Eines der imposantesten Eindrücke der Stadt Hürth bietet der Knapsacker Hügel. Von weither sichtbar grüßen seit mehr als hundert Jahren große Industriekomplexe mit ihren Wolkenfahnen den Besucher. Bei einem Besuch des RWE-Goldenbergwerkes hatten interessierte Mitglieder des Heimat- und Kulturvereins die Gelegenheit, einen Teil dieser Unternehmen kennenzulernen.
Langjährige Mitarbeiter des RWE – Herr H.J. Frank und Herr F. Fassbender – erläuterten mit Film und Vortrag die Geschichte des Goldenbergwerkes und die Herstellung von Strom. Vielen älteren Hürther Bürgern dürften noch die großen Schornsteine – genannt die 12 Aposteln – als Markenzeichen der Knapsacker Industrie in Erinnerung sein. Mit dem imposanten Vorschaltwerk und seiner Leistung von 150 MW galt dieses Werk für lange Jahrzehnte als eines der größten und modernsten Kraftwerke Europas. Mit ehemals mehr als 1600 Mitarbeitern wurde jedoch nicht nur Strom erzeugt. Alle Industrieunternehmen auf dem Knapsacker Hügel wurden früher und auch heute nicht nur mit Strom versorgt, sondern auch mit Prozessdampf und heißem Wasser für die Herstellung ihrer Produkte.
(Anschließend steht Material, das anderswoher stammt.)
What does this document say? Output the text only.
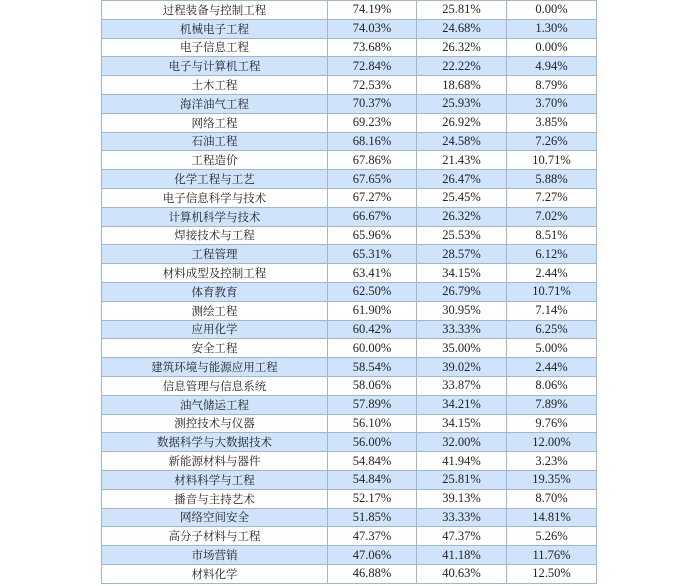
过程装备与控制工程	74.19%	25.81%	0.00%
机械电子工程	74.03%	24.68%	1.30%
电子信息工程	73.68%	26.32%	0.00%
电子与计算机工程	72.84%	22.22%	4.94%
土木工程	72.53%	18.68%	8.79%
海洋油气工程	70.37%	25.93%	3.70%
网络工程	69.23%	26.92%	3.85%
石油工程	68.16%	24.58%	7.26%
工程造价	67.86%	21.43%	10.71%
化学工程与工艺	67.65%	26.47%	5.88%
电子信息科学与技术	67.27%	25.45%	7.27%
计算机科学与技术	66.67%	26.32%	7.02%
焊接技术与工程	65.96%	25.53%	8.51%
工程管理	65.31%	28.57%	6.12%
材料成型及控制工程	63.41%	34.15%	2.44%
体育教育	62.50%	26.79%	10.71%
测绘工程	61.90%	30.95%	7.14%
应用化学	60.42%	33.33%	6.25%
安全工程	60.00%	35.00%	5.00%
建筑环境与能源应用工程	58.54%	39.02%	2.44%
信息管理与信息系统	58.06%	33.87%	8.06%
油气储运工程	57.89%	34.21%	7.89%
测控技术与仪器	56.10%	34.15%	9.76%
数据科学与大数据技术	56.00%	32.00%	12.00%
新能源材料与器件	54.84%	41.94%	3.23%
材料科学与工程	54.84%	25.81%	19.35%
播音与主持艺术	52.17%	39.13%	8.70%
网络空间安全	51.85%	33.33%	14.81%
高分子材料与工程	47.37%	47.37%	5.26%
市场营销	47.06%	41.18%	11.76%
材料化学	46.88%	40.63%	12.50%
Seit mehr als 30 Jahren beliefert das RWE zusätzlich das Fernwärmenetz der Stadt Hürth. Bei dieser Kraftwärmekopplung wird ein Teil des heißen Dampfes aus der Turbine ausgekoppelt und in das Fernwärmenetz geleitet. Durch moderne Technik und computergesteuerte Abläufe kann heute im 3-Schichtbetrieb ein Vielfaches an Energie mit nur 120 Mitarbeitern produziert werden.
Im Laufe seiner 100-jährige Geschichte wurde das Werk ständig umgebaut, erweitert und modernisiert. Selbst nach der totalen Zerstörung Ende des Krieges konnte die Produktion relativ schnell wieder hergestellt werden. Inzwischen ist die Stromproduktion dramatisch gefallen, da die staatliche Unterstützung für die alternativen Energien die Produktion von Strom mit fossilen Brennstoffen unwirtschaftlich macht. Bei einem Überangebot an Strom kann sogar für die Abnahme eine Strafgebühr fällig werden.
Nach dieser Einführung mit Helm, Warnweste und Schutzbrille versehen, hatten wir dann Gelegenheit, Werksgelände und Maschinenhaus zu besichtigen. Viele freie Flächen und leerstehende alte Gebäude zeigen, dass in früherer Zeit viel Platz und Mitarbeiter nötig waren, um den Betrieb sicherzustellen. Moderne Technik und Automatisierung erlauben es heute, platz- und personalsparend zu produzieren.
Beeindruckend in jedem Kraftwerk ist das Kesselhaus, wo die Braunkohle nach entsprechender Aufbereitung vermischt mit Zuschlagsstoffen verbrannt wird. Das hier eingesetzte Wirbelstromverfahren erlaubt es, entstehende Schadstoffe schon während des Verbrennungsvorganges zu vermeiden, so dass nachfolgende Reinigungs- Prozesse entfallen z.B. Rauchgasentschwefelung. Der noch anfallende Gips wird zusätzlich als Baumaterial verwertet. Neuerdings werden im Kesselhaus auch Klär- und Abfallstoffe umweltfreundlich verbrannt.
Im Turbinenhaus befinden sich die Turbine und der Generator. Das dumpfe Dröhnen und Vibrieren aller Aggregate lassen die ungeahnten Kräfte spüren, die hinter den wuchtigen Rohren und Leitungen wirken. Im computergesteuerten Leitstand werden alle Signale und Meldungen gespeichert und auf großen Bildschirmen angezeigt. Auch wenn viele Abläufe automatisch geregelt werden, müssen in kritischen Fehlerfällen die Mitarbeiter manuell eingreifen. Durch den Verbund mit den anderen Kraftwerken ist aber immer eine gesicherte Versorgung der Kunden gewährleistet.
Das Dach des Maschinenhauses bietet einen beeindruckenden Ausblick auf die umgebende Landschaft: Die Stadt Köln, Kölner Bucht, Siebengebirge, rundherum dichter, grüner Wald, freier Blick bis in Voreifel, Glessener Höhe, Sophienhöhe. Von diesem Aussichtspunkt scheint die Stadt Hürth dort unten eine grüne Oase mit weiten Feldern, Seen und Wäldern zu sein.
Allein dieser Panaromablick vom höchsten Punkt unserer Stadt hat den Besuch gelohnt.